This is an edited excerpt from a longer interview conducted by Robert Bruegmann in 1986 for the Chicago Architects Oral History Project, organized by the Department of Architecture at the Art Institute of Chicago.

Robert Bruegmann: This notion of the multi-level space in a dwelling is something which you’ve obviously been dealing with since the very earliest houses, and this is, you said, one of your prejudices or obsessions. Do you have any idea why you feel that? Why, in contrast to most people who still prefer to live on one level, are you always driving to try to design multi-level units?

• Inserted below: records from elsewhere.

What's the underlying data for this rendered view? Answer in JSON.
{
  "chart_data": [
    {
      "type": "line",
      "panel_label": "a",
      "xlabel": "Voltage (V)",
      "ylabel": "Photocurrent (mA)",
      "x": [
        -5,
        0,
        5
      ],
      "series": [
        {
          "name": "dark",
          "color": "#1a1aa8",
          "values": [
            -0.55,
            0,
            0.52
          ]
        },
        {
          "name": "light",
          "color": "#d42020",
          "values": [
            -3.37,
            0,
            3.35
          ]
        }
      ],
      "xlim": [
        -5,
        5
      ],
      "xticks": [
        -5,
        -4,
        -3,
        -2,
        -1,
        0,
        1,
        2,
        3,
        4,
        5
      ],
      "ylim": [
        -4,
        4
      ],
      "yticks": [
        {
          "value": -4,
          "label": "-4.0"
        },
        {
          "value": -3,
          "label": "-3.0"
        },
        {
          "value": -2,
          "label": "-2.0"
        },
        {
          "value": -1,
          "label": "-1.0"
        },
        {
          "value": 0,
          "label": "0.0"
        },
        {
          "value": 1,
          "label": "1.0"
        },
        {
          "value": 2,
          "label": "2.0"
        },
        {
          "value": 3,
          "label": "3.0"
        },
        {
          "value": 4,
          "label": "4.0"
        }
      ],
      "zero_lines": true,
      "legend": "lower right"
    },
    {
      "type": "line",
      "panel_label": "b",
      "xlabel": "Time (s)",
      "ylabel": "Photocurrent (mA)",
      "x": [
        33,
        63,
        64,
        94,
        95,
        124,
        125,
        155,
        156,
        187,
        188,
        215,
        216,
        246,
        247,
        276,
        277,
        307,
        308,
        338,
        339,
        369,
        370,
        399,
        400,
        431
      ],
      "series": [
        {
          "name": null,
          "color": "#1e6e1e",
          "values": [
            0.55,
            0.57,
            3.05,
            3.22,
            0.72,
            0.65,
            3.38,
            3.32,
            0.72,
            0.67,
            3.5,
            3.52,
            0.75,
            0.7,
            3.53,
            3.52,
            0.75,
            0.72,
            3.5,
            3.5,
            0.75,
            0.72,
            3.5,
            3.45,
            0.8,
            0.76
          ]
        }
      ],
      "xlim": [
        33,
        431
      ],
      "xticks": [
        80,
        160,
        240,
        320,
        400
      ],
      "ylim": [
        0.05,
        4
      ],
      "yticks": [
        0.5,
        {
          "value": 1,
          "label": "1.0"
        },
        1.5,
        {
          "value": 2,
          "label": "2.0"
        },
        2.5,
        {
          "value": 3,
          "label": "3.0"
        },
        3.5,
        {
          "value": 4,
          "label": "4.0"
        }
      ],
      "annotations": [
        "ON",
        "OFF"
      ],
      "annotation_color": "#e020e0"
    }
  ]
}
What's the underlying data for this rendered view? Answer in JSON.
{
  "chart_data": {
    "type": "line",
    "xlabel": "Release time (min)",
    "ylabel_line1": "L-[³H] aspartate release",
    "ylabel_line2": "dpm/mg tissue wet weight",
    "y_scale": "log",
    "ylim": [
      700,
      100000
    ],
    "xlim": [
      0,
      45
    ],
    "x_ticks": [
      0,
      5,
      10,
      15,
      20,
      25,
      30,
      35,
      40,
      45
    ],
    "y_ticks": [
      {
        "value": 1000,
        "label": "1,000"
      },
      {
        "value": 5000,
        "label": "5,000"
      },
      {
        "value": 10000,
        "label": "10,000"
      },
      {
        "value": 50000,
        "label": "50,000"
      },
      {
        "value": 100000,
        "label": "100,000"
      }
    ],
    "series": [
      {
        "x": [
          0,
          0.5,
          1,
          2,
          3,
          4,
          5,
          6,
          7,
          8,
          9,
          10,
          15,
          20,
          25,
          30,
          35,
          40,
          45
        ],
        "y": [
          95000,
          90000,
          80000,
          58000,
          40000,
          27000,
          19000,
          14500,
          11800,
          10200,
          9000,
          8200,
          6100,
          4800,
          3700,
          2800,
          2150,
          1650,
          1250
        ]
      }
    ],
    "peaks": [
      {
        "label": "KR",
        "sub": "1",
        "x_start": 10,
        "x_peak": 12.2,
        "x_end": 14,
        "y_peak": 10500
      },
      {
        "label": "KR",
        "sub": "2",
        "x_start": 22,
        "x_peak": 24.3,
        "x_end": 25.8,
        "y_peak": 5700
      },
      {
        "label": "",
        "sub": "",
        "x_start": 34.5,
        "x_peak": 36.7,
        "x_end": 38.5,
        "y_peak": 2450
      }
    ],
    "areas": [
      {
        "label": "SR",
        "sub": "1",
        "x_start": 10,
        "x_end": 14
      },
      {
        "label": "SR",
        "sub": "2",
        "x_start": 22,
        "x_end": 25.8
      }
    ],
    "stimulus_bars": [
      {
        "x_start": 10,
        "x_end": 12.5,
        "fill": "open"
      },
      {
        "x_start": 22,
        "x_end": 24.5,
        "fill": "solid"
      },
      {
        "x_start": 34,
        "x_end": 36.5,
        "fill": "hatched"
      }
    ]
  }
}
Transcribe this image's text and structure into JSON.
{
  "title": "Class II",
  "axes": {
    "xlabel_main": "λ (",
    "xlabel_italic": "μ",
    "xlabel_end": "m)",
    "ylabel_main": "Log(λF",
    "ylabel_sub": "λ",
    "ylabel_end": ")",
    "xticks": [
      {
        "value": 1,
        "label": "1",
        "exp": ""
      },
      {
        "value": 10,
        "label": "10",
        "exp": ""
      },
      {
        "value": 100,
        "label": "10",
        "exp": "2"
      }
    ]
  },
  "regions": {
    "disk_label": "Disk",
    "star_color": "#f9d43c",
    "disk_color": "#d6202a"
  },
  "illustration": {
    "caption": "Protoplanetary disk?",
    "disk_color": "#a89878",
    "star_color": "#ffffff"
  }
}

Paul Rudolph: It seems to me to be innate in human behavior or human instinct. It’s the difference between Wright’s handling of space, which is based on the needs of the human being psychologically, as opposed to Mies who didn’t use space psychologically at all, and indeed the international stylists. Later on, Le Corbusier started to handle the space psychologically to satisfy psychological needs. Wright, instinctively from the very beginning—and it seems to me that’s the most unique thing about his architecture is his spatial aspects—is absolutely wedded to the needs of the human being from an emotional point of view. That’s the other reason why finally his work is much greater than any of the others. He understood that so well. Mies didn’t have a clue. The whole idea of the continuum of space, which I guess is shown best in the Barcelona Pavilion or the Farnsworth House in Illinois, is a marvelous thing. I don’t mean to say it isn’t, it’s just that it touches the tip of an iceberg. That’s the reason why Wright is so much a greater architect than Mies.

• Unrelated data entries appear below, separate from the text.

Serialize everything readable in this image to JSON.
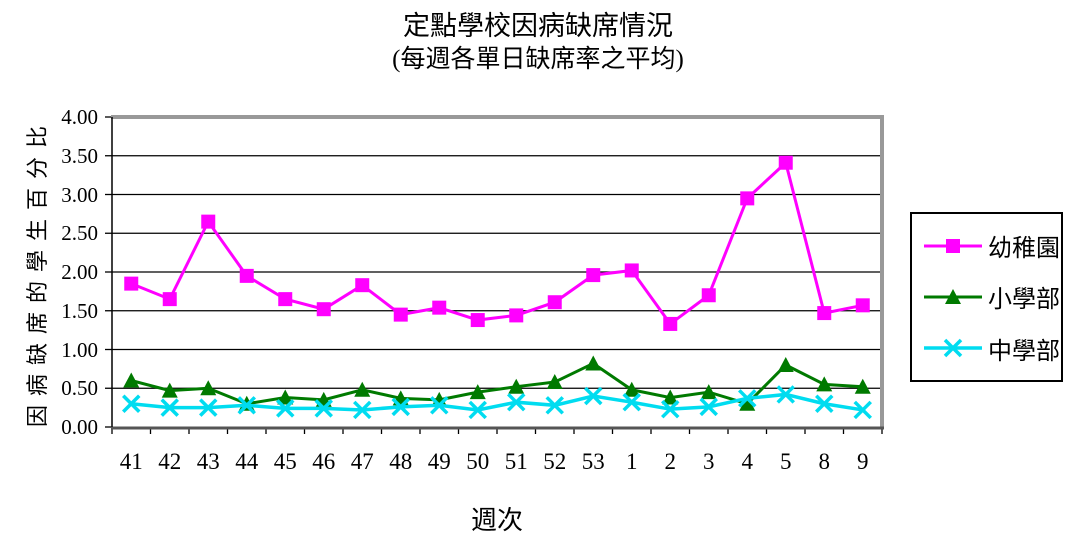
{
  "chart_data": {
    "type": "line",
    "title": "定點學校因病缺席情況",
    "subtitle": "(每週各單日缺席率之平均)",
    "xlabel": "週次",
    "ylabel": "因病缺席的學生百分比",
    "ylim": [
      0,
      4
    ],
    "ytick_step": 0.5,
    "ytick_labels": [
      "4.00",
      "3.50",
      "3.00",
      "2.50",
      "2.00",
      "1.50",
      "1.00",
      "0.50",
      "0.00"
    ],
    "categories": [
      "41",
      "42",
      "43",
      "44",
      "45",
      "46",
      "47",
      "48",
      "49",
      "50",
      "51",
      "52",
      "53",
      "1",
      "2",
      "3",
      "4",
      "5",
      "8",
      "9"
    ],
    "grid": true,
    "legend_position": "right",
    "series": [
      {
        "name": "幼稚園",
        "color": "#FF00FF",
        "marker": "square",
        "values": [
          1.85,
          1.65,
          2.65,
          1.95,
          1.65,
          1.52,
          1.83,
          1.45,
          1.54,
          1.38,
          1.44,
          1.61,
          1.96,
          2.02,
          1.33,
          1.7,
          2.95,
          3.41,
          1.47,
          1.57
        ]
      },
      {
        "name": "小學部",
        "color": "#007A00",
        "marker": "triangle",
        "values": [
          0.6,
          0.47,
          0.5,
          0.3,
          0.38,
          0.35,
          0.48,
          0.37,
          0.35,
          0.45,
          0.52,
          0.58,
          0.82,
          0.48,
          0.38,
          0.45,
          0.3,
          0.8,
          0.55,
          0.52
        ]
      },
      {
        "name": "中學部",
        "color": "#00DCF0",
        "marker": "x",
        "values": [
          0.3,
          0.25,
          0.25,
          0.28,
          0.24,
          0.24,
          0.22,
          0.26,
          0.28,
          0.22,
          0.32,
          0.28,
          0.4,
          0.32,
          0.23,
          0.26,
          0.37,
          0.42,
          0.3,
          0.22
        ]
      }
    ],
    "plot_border_color": "#999999",
    "gridline_color": "#000000"
  }
}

RB: There was this interest in space for Corbusier, but it seems that he always had very few prototypes in mind and that the artist’s studio with the balcony overhanging the two-story living space seemed to be one of the types that reappeared throughout his career. That also seems to be something that influences you very strongly.

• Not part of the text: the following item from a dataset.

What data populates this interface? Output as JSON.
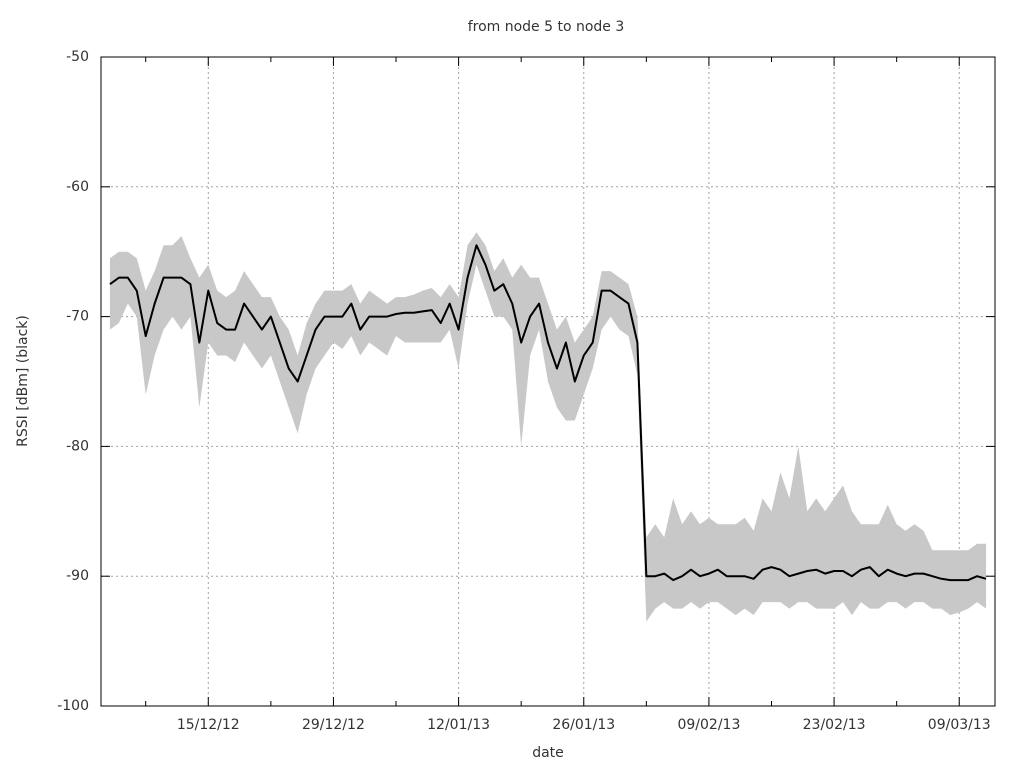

PR: For the whole of the international stylist you can say, it was always the two-story high to the one-story high thing. That has a little bit to do with the multi-storied notion and the frame as a regular element. It’s not so easy to get around that. Wright managed, of course, but Wright didn’t build that many multi-story buildings either. The easy way to do it is the two-to-one ratio, but that seldom works very well, in fact. It’s a kind of equality that is unfortunate. Incidentally, Corbu’s other spatial notion, in my view anyway, was the spatial element within the larger spatial element. The core, for instance. His use of that was maybe not always so fortunate. Although, at some point it became no longer a core but rather it became a whole volume of space as in his government building in Chandigarh—the General Assembly Building—where the space wraps around that. There are all sorts of bumps and grinds, appurtenances, that come out into the major space, but then the central space, of course, is the assembly.